Re: continuity of a function

Quote:

Originally Posted by

**student2011** In order to prove that a function is continuous, we need to check that the pre-image of any open set in B is open in A. I confused because there is no open set in B here, so what we can say, is it true that the function f is vacuously continuous.

The induced topologies on $A$ and $B$ are respectively $\mathcal{P}(A)$ and $\mathcal{P}(B)$ (parts of $A$ and $B$), so $f^{-1}(G)$ is open, for all $G$ open. This implies that $f$ is continuous.

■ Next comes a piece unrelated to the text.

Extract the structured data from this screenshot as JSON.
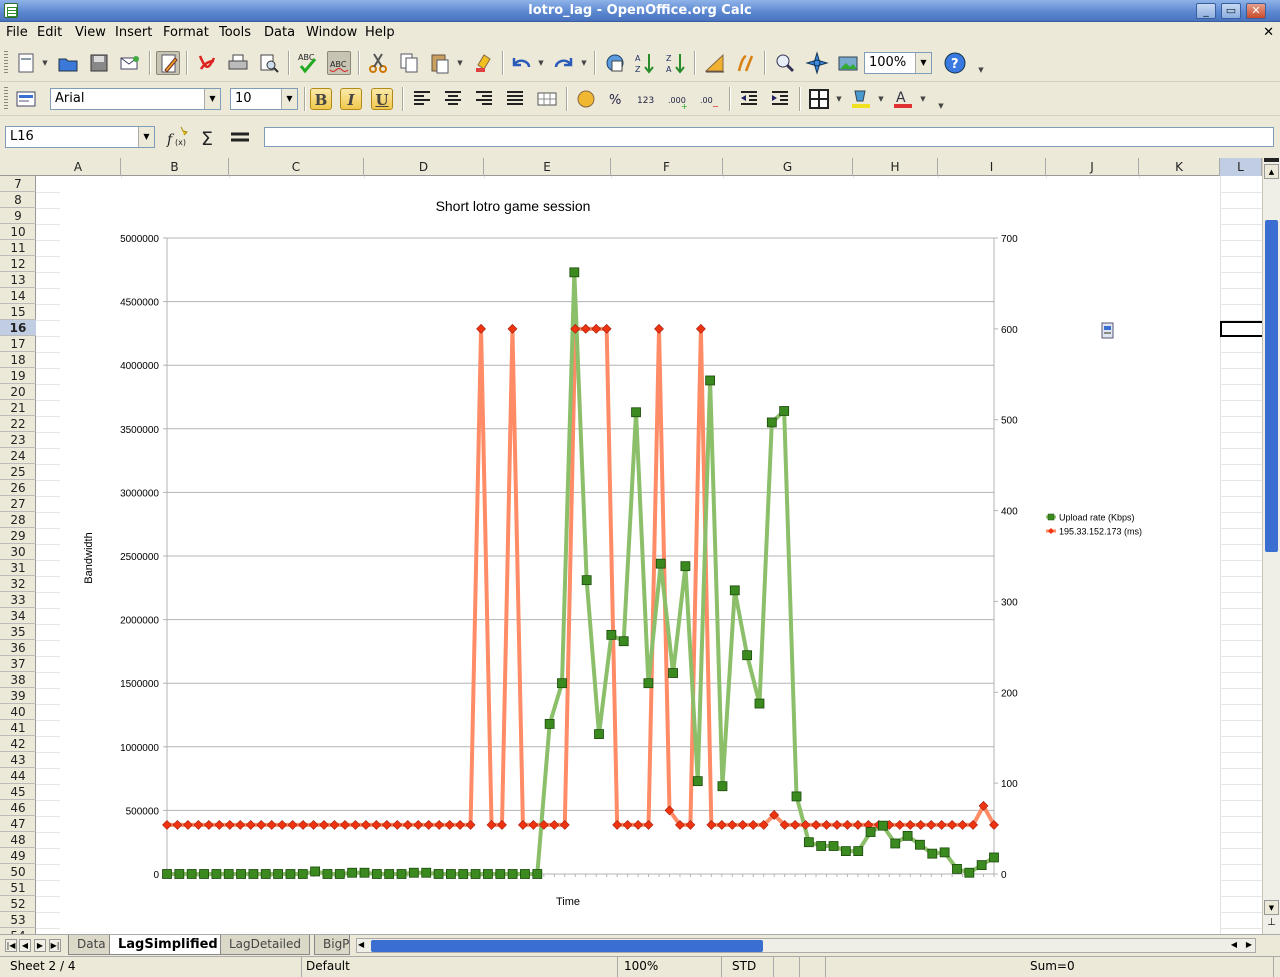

Re: continuity of a function

Yes, I believe that's correct - all subsets of A and B are open since they are the intersection of A (or B) and an open set of real numbers. Therefore every function is continuous.

- Hollywood

Re: continuity of a function

Thank you so much. that means every subset of A or B is open because the intersection between any open set of real numbers with A or B is either empty or a singelton.

Thank you so much again

Re: continuity of a function

Not exactly. Every subset of A or B is open because every subset of A or B is the intersection of an open set of real numbers and A or B. So for example {2,4} is the intersection of A and the open interval (1.5,4.5) (or the open set $\displaystyle (1.99,2.01) \cup (3.99,4.01)$).

- Hollywood